Jacques HELLEMANS |
Internet, un processus bibliologique
Préfiguré par Marshall Mc Luhan qui annonçait la fin
de la galaxie Gutenberg, le phénomène Internet, révolution
Internet devrais-je dire, rendra-t-il les bibliothèques obsolètes
dès lors qu'il est possible de faire défiler les données,
les images, sur son écran de télévision ou d'ordinateur?
Quel regard porter sur ces pratiques embryonnaires? Quelles perspectives
présentent ce nouvel outil de diffusion d'information. Comment prendre
place dans cette révolution technologique et pour terminer comment
en faire un outil de développement au service de tous, un instrument
de démocratisation du savoir?
Internet n'est en fait rien d'autre qu'une nouvelle possibilité
de communication entre les hommes, comme l_a été le téléphone
en son temps. Contraction des termes anglais pour réseaux interconnectés,
Internet est l_association et la mise en contact de plusieurs milliers
de réseaux informatiques établis sur la planète. Il
permet à tous les ordinateurs raccordés par ligne téléphonique,
câble ou satellite d_échanger des textes, des sons, des images
transitant sous forme numérique. Cette communication entre ordinateurs
de marques et de types souvent différents a été rendue
possible grâce à un langage commun appelé protocole
TCP/IP. Simple protocole informatique qui permet à des données
numérisées de voyager sur n'importe quel type de réseau,
Internet désigne ainsi aujourd'hui par extension le réseau
des réseaux qui maille toute la terre. Fabuleux réseau d'échanges
puisqu'on estime aujourd'hui à 40 millions le nombre d'utilisateurs
de par le monde. Plus de 4 millions de sites ainsi reliés donnent
accès à des centaines de milliers de banques de données
que le bibliothécaire doit gérer mais surtout distiller pour
en faciliter l'accès.
Internet deviendra rapidement une nécessité et une priorité
car il représente une réelle révolution dans les schémas
bibliologiques traditionnels. L'apparition des bases de données
et des catalogues en ligne représentaient une mutation et un progrès
technique mais la rupture avec l'imprimé n'était pas radicale.
Avec l'avènement des réseaux, de l'hypertexte et du multimédia,
le changement est d'une autre ampleur. Il affecte les objets et les formes,
modifie les processus de création, de fabrication, de diffusion
et d'appropriation de l'écrit.

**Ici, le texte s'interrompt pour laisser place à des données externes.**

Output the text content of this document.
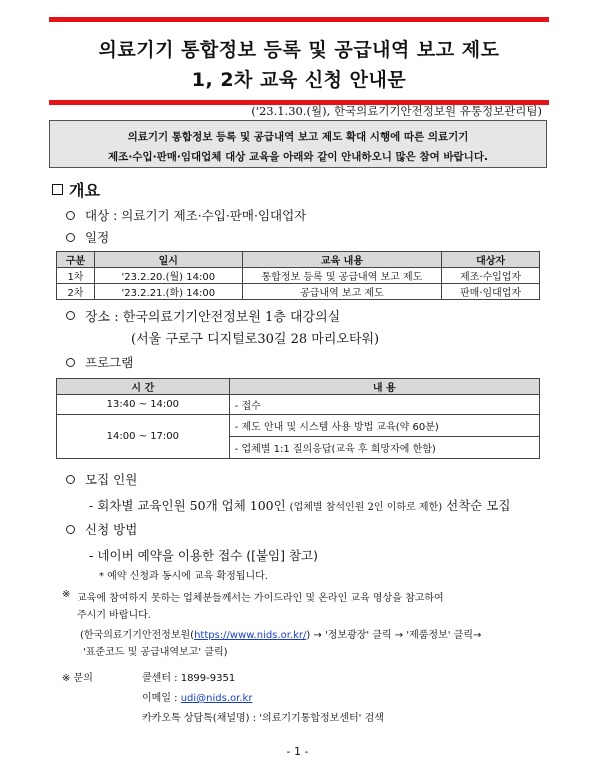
의료기기 통합정보 등록 및 공급내역 보고 제도
1, 2차 교육 신청 안내문
('23.1.30.(월), 한국의료기기안전정보원 유통정보관리팀)
의료기기 통합정보 등록 및 공급내역 보고 제도 확대 시행에 따른 의료기기
제조·수입·판매·임대업체 대상 교육을 아래와 같이 안내하오니 많은 참여 바랍니다.
개요
대상 : 의료기기 제조·수입·판매·임대업자
일정
구분	일시	교육 내용	대상자
1차	'23.2.20.(월) 14:00	통합정보 등록 및 공급내역 보고 제도	제조·수입업자
2차	'23.2.21.(화) 14:00	공급내역 보고 제도	판매·임대업자
장소 : 한국의료기기안전정보원 1층 대강의실
(서울 구로구 디지털로30길 28 마리오타워)
프로그램
시 간	내 용
13:40 ~ 14:00	- 접수
14:00 ~ 17:00	- 제도 안내 및 시스템 사용 방법 교육(약 60분)
	- 업체별 1:1 질의응답(교육 후 희망자에 한함)
모집 인원
- 회차별 교육인원 50개 업체 100인 (업체별 참석인원 2인 이하로 제한) 선착순 모집
신청 방법
- 네이버 예약을 이용한 접수 ([붙임] 참고)
* 예약 신청과 동시에 교육 확정됩니다.
※ 교육에 참여하지 못하는 업체분들께서는 가이드라인 및 온라인 교육 영상을 참고하여
주시기 바랍니다.
(한국의료기기안전정보원(https://www.nids.or.kr/) → '정보광장' 클릭 → '제품정보' 클릭→
'표준코드 및 공급내역보고' 클릭)
※ 문의	콜센터 : 1899-9351
이메일 : udi@nids.or.kr
카카오톡 상담톡(채널명) : '의료기기통합정보센터' 검색
- 1 -
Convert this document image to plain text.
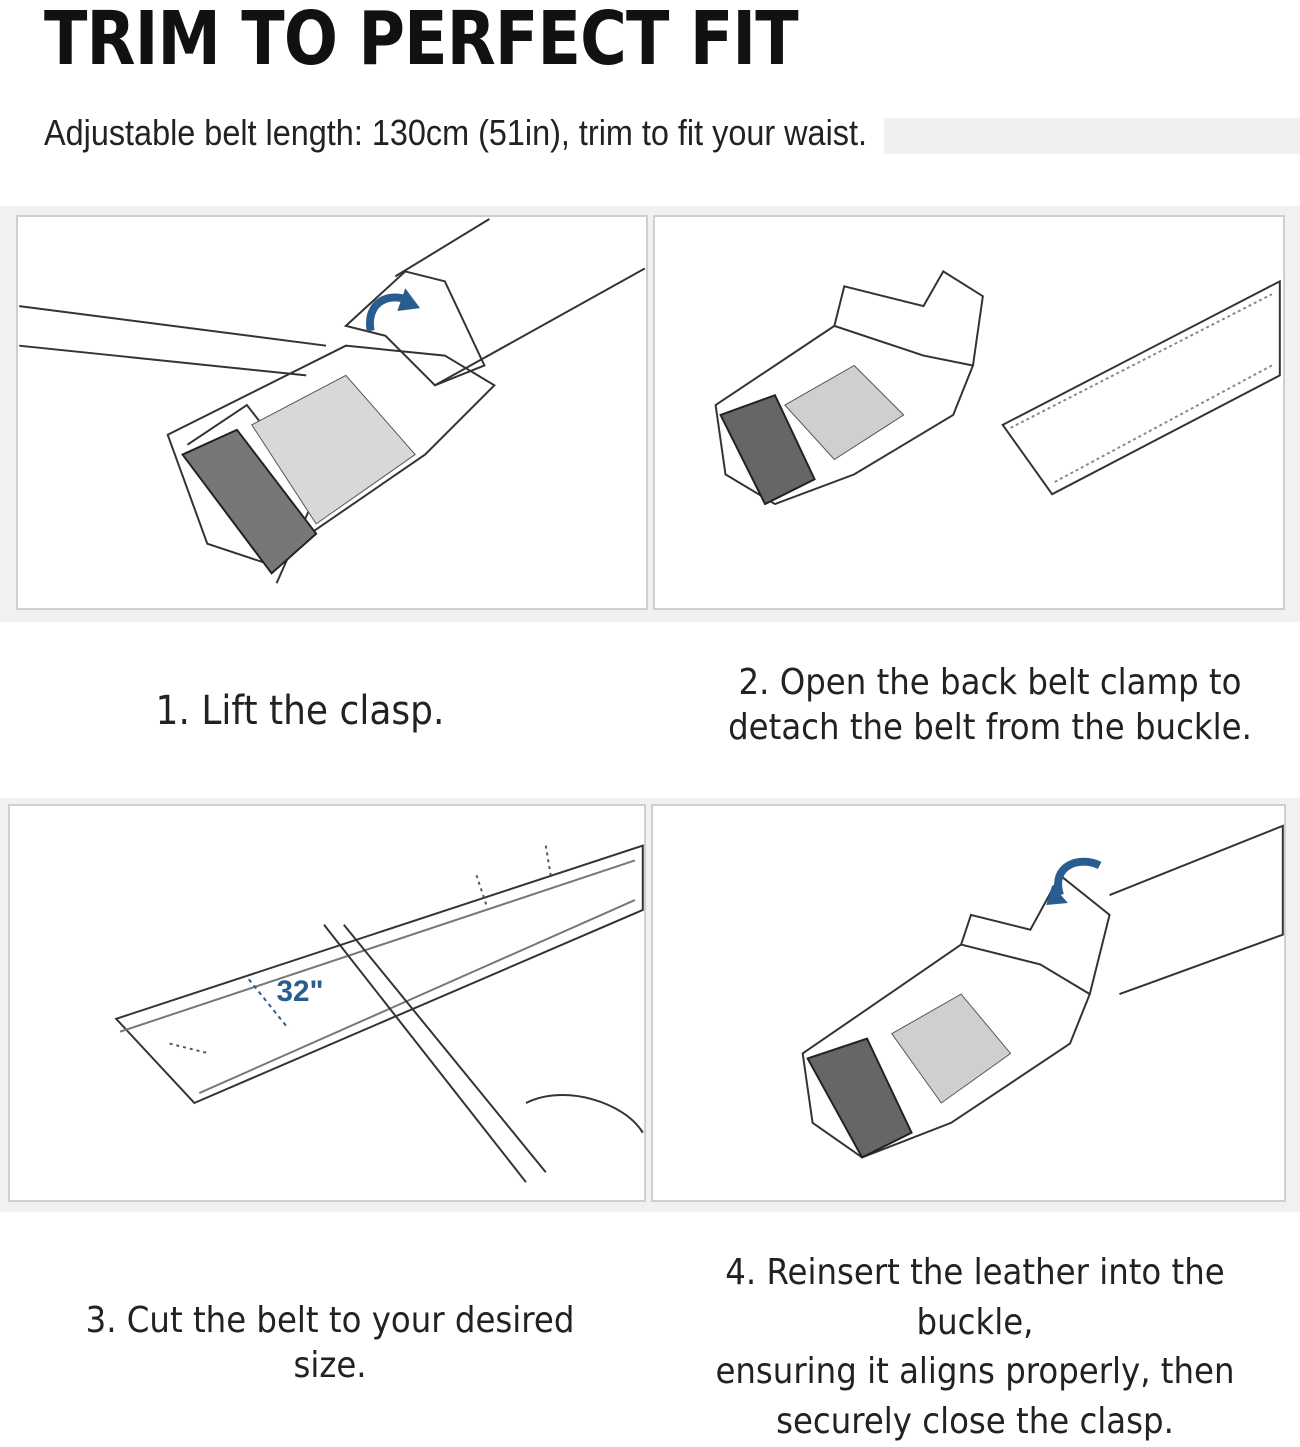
TRIM TO PERFECT FIT
Adjustable belt length: 130cm (51in), trim to fit your waist.
1. Lift the clasp.
2. Open the back belt clamp to
detach the belt from the buckle.
32"
3. Cut the belt to your desired size.
4. Reinsert the leather into the buckle,
ensuring it aligns properly, then
securely close the clasp.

Le World Wide Web, littéralement
"la toile d'araignée mondiale", soit l'ensemble des milliers
de serveurs à travers le monde, reliés par des liens hypertextes
a réellement permis un accès plus convivial à l'information
électronique et illustre par là-même le concept de
réseau des réseaux. Mis au point par le CERN, le langage
de description de document baptisé HTML devenu aujourd'hui la norme
du WWW est une application des théories de l'hypertexte. Un simple
clic sur le sujet qui nous intéresse pour accéder automatiquement
aux informations correspondantes, un peu comme un index automatique. La
souris n'est alors rien d'autre qu'un facilitateur technique de l'interactivité.
La grande force du WEB repose sur cet accès qui s'effectue non seulement
n'importe où dans le document en cours, mais également vers
un autre document, que celui-ci réside sur le même serveur
ou sur un autre. Cette connexion qui demande parfois un certain temps,
s'établit de manière pratiquement transparente à l'utilisateur
qui navigue automatiquement entre les serveurs. De l'hypertexte il n'y
a qu'un pas vers l'hypermédia puisque l'accès à l'information
peut aussi s'effectuer par la sélection de dessins ou d'illustrations.

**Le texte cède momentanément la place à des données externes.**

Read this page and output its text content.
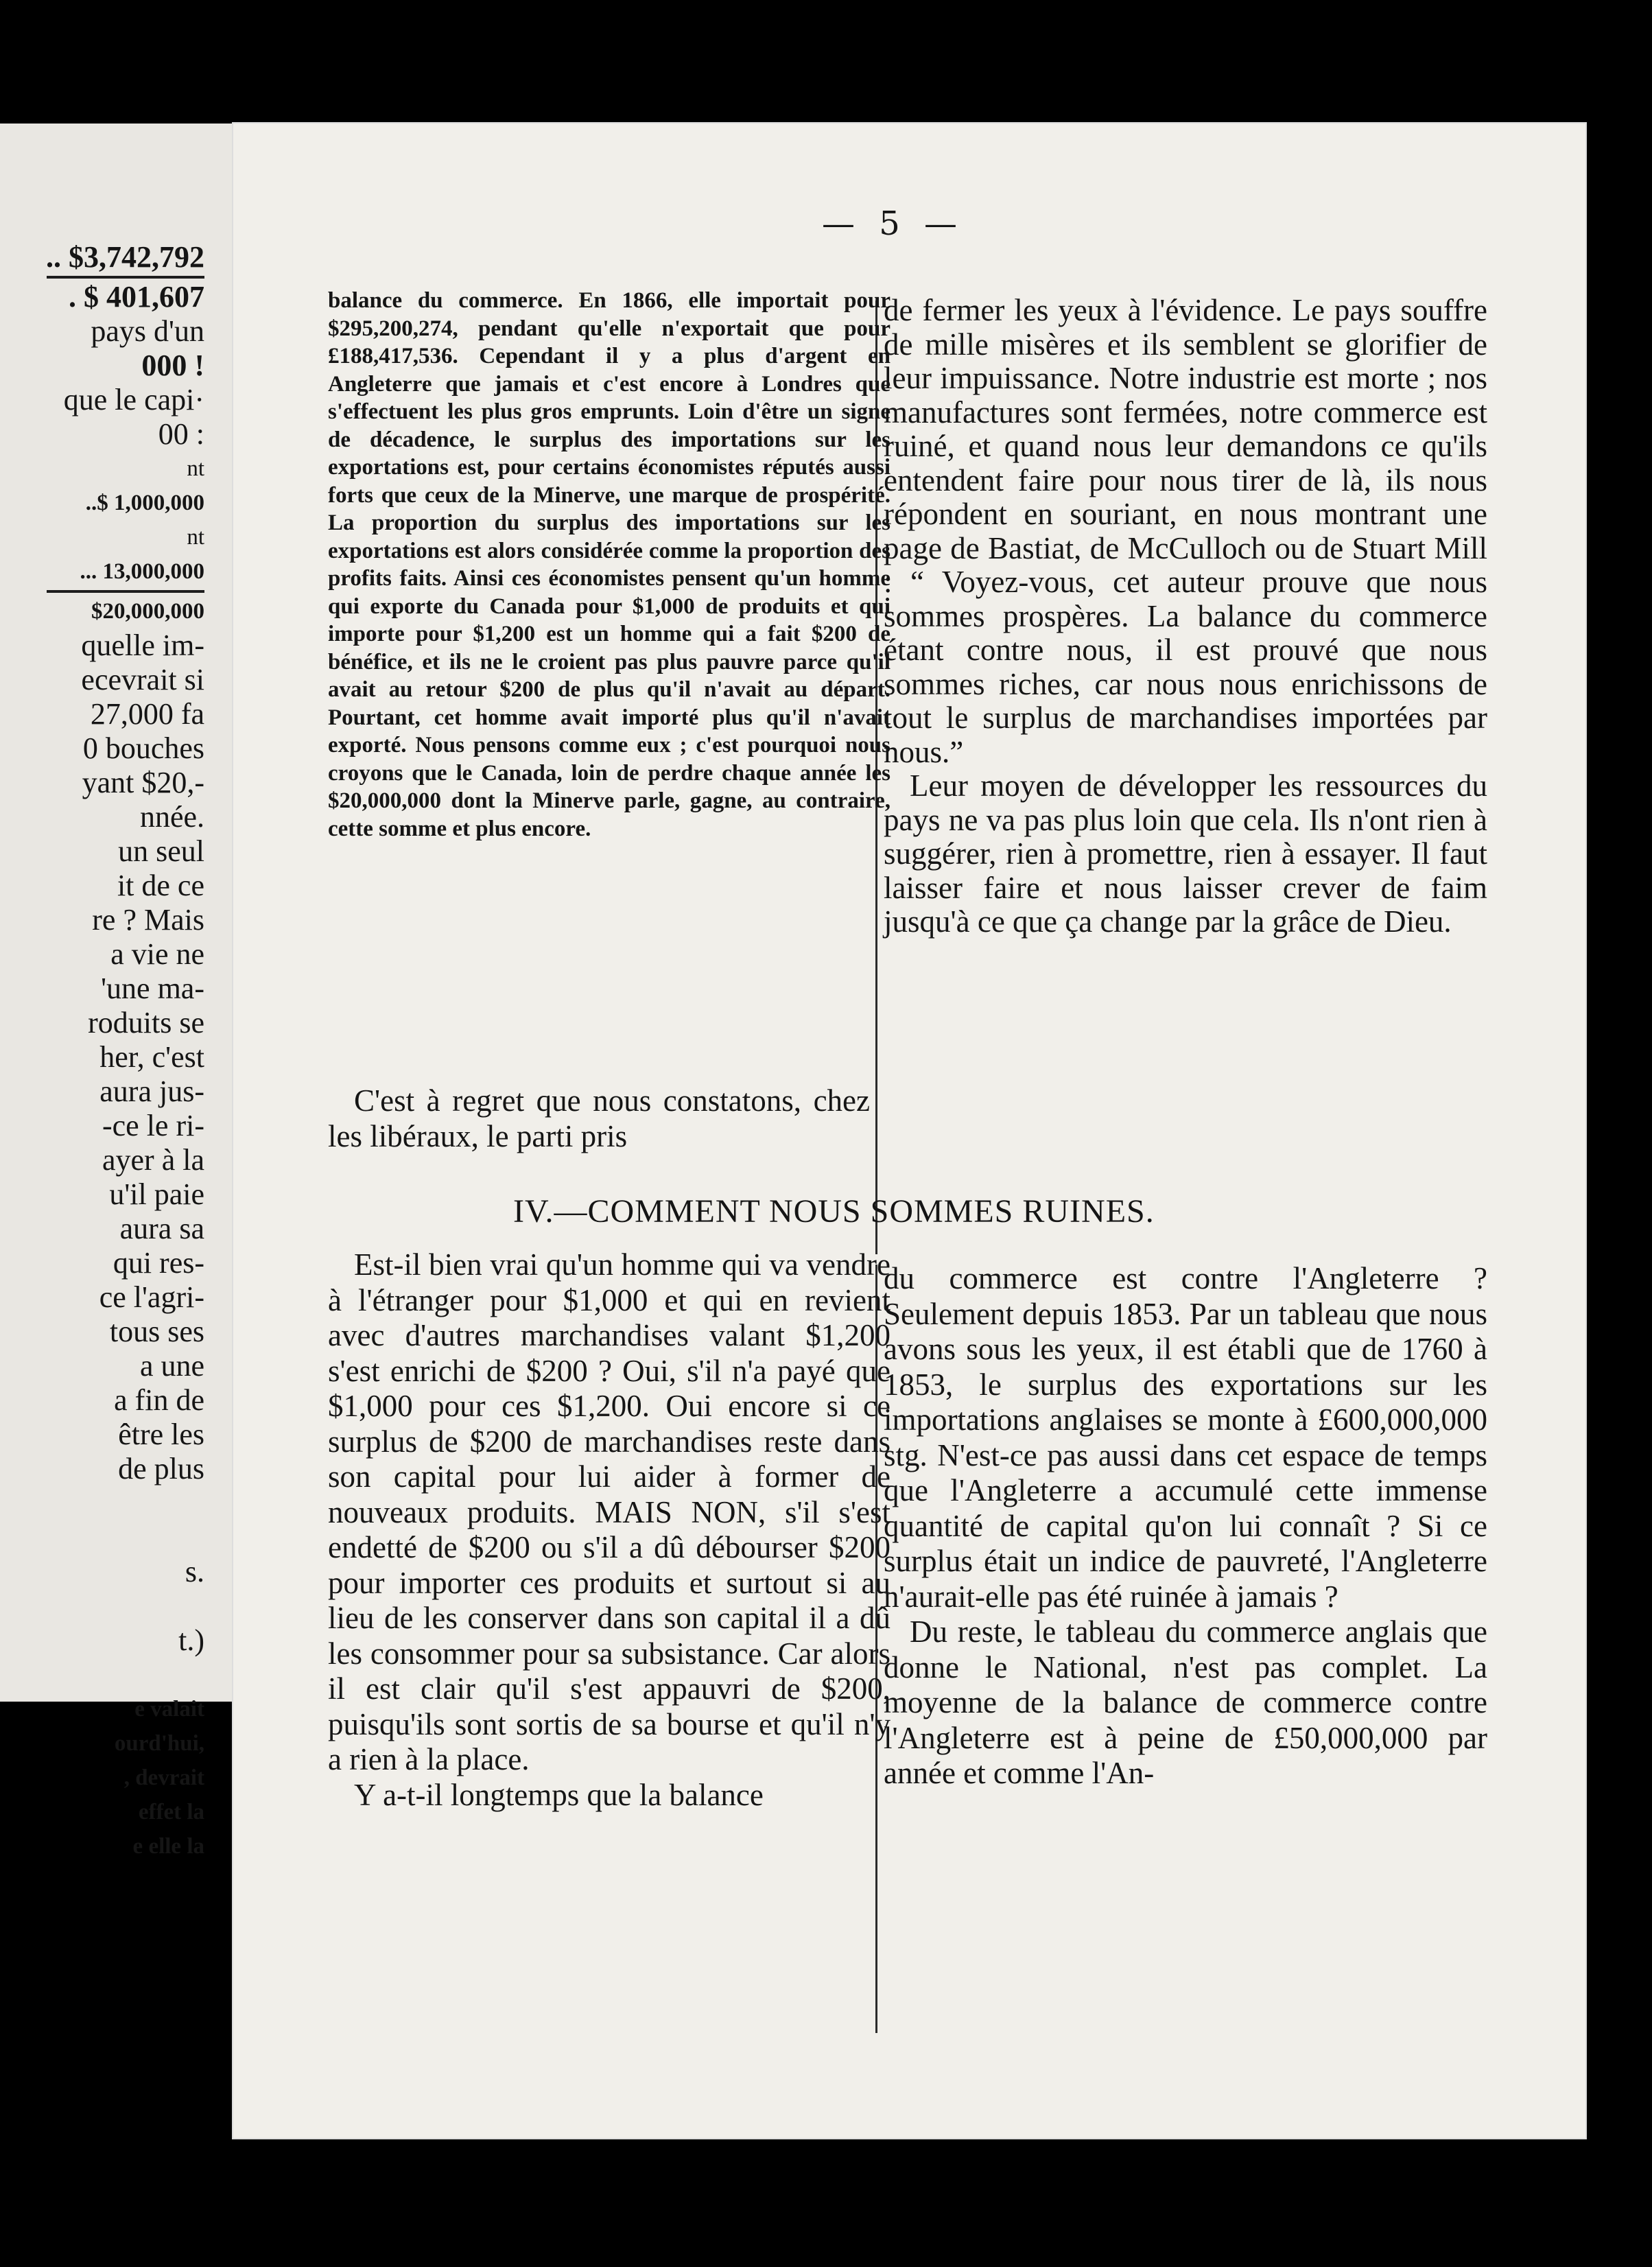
.. $3,742,792
. $ 401,607
pays d'un
000 !
que le capi·
00 :
nt
..$ 1,000,000
nt
... 13,000,000
$20,000,000
quelle im-
ecevrait si
27,000 fa
0 bouches
yant $20,-
nnée.
un seul
it de ce
re ? Mais
a vie ne
'une ma-
roduits se
her, c'est
aura jus-
-ce le ri-
ayer à la
u'il paie
aura sa
qui res-
ce l'agri-
tous ses
a une
a fin de
être les
de plus
s.
t.)
e valait
ourd'hui,
, devrait
effet la
e elle la
— 5 —

balance du commerce. En 1866, elle importait pour $295,200,274, pendant qu'elle n'exportait que pour £188,417,536. Cependant il y a plus d'argent en Angleterre que jamais et c'est encore à Londres que s'effectuent les plus gros emprunts. Loin d'être un signe de décadence, le surplus des importations sur les exportations est, pour certains économistes réputés aussi forts que ceux de la Minerve, une marque de prospérité. La proportion du surplus des importations sur les exportations est alors considérée comme la proportion des profits faits. Ainsi ces économistes pensent qu'un homme qui exporte du Canada pour $1,000 de produits et qui importe pour $1,200 est un homme qui a fait $200 de bénéfice, et ils ne le croient pas plus pauvre parce qu'il avait au retour $200 de plus qu'il n'avait au départ. Pourtant, cet homme avait importé plus qu'il n'avait exporté. Nous pensons comme eux ; c'est pourquoi nous croyons que le Canada, loin de perdre chaque année les $20,000,000 dont la Minerve parle, gagne, au contraire, cette somme et plus encore.

C'est à regret que nous constatons, chez les libéraux, le parti pris

de fermer les yeux à l'évidence. Le pays souffre de mille misères et ils semblent se glorifier de leur impuissance. Notre industrie est morte ; nos manufactures sont fermées, notre commerce est ruiné, et quand nous leur demandons ce qu'ils entendent faire pour nous tirer de là, ils nous répondent en souriant, en nous montrant une page de Bastiat, de McCulloch ou de Stuart Mill : “ Voyez-vous, cet auteur prouve que nous sommes prospères. La balance du commerce étant contre nous, il est prouvé que nous sommes riches, car nous nous enrichissons de tout le surplus de marchandises importées par nous.”

Leur moyen de développer les ressources du pays ne va pas plus loin que cela. Ils n'ont rien à suggérer, rien à promettre, rien à essayer. Il faut laisser faire et nous laisser crever de faim jusqu'à ce que ça change par la grâce de Dieu.

IV.—COMMENT NOUS SOMMES RUINES.

Est-il bien vrai qu'un homme qui va vendre à l'étranger pour $1,000 et qui en revient avec d'autres marchandises valant $1,200 s'est enrichi de $200 ? Oui, s'il n'a payé que $1,000 pour ces $1,200. Oui encore si ce surplus de $200 de marchandises reste dans son capital pour lui aider à former de nouveaux produits. MAIS NON, s'il s'est endetté de $200 ou s'il a dû débourser $200 pour importer ces produits et surtout si au lieu de les conserver dans son capital il a dû les consommer pour sa subsistance. Car alors il est clair qu'il s'est appauvri de $200, puisqu'ils sont sortis de sa bourse et qu'il n'y a rien à la place.

Y a-t-il longtemps que la balance

du commerce est contre l'Angleterre ? Seulement depuis 1853. Par un tableau que nous avons sous les yeux, il est établi que de 1760 à 1853, le surplus des exportations sur les importations anglaises se monte à £600,000,000 stg. N'est-ce pas aussi dans cet espace de temps que l'Angleterre a accumulé cette immense quantité de capital qu'on lui connaît ? Si ce surplus était un indice de pauvreté, l'Angleterre n'aurait-elle pas été ruinée à jamais ?

Du reste, le tableau du commerce anglais que donne le National, n'est pas complet. La moyenne de la balance de commerce contre l'Angleterre est à peine de £50,000,000 par année et comme l'An-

Avec Internet, la bibliothèque virtuelle n'est plus un mythe et
constitue par là-même un enjeu pour les établissements
documentaires de service public. Ce système recoupe en effet une
multitude de réseaux aussi bien régionaux, nationaux que
continentaux. Internet réunit tous les atouts d'une part pour revenir
au rêve encyclopédiste des philosophes du XVIIIe siècle,
d'autre part au Répertoire Bibliographique universel qu'avait imaginé
à la fin du XIXe siècle Paul Otlet, auteur d'un Traité
de documentation, ce célèbre bibliologue belge est également
à l'origine avec Henri Lafontaine de la Classification décimale
universelle. Sur ce réseau global, on peut ainsi avoir accès
à des millions de références, à des informations
scientifiques et à des moyens de recherches sophistiqués
et puissants à partir d'un simple PC connecté au réseau.
On assiste très probablement à une révolution culturelle
aussi importante que la mise au point des caractères mobiles et
le passage du manuscrit à l'imprimé il y a 550 ans. D'un
côté, le monde de l'information et son corollaire le système
de la censure, des privilèges et du contrôle préalable.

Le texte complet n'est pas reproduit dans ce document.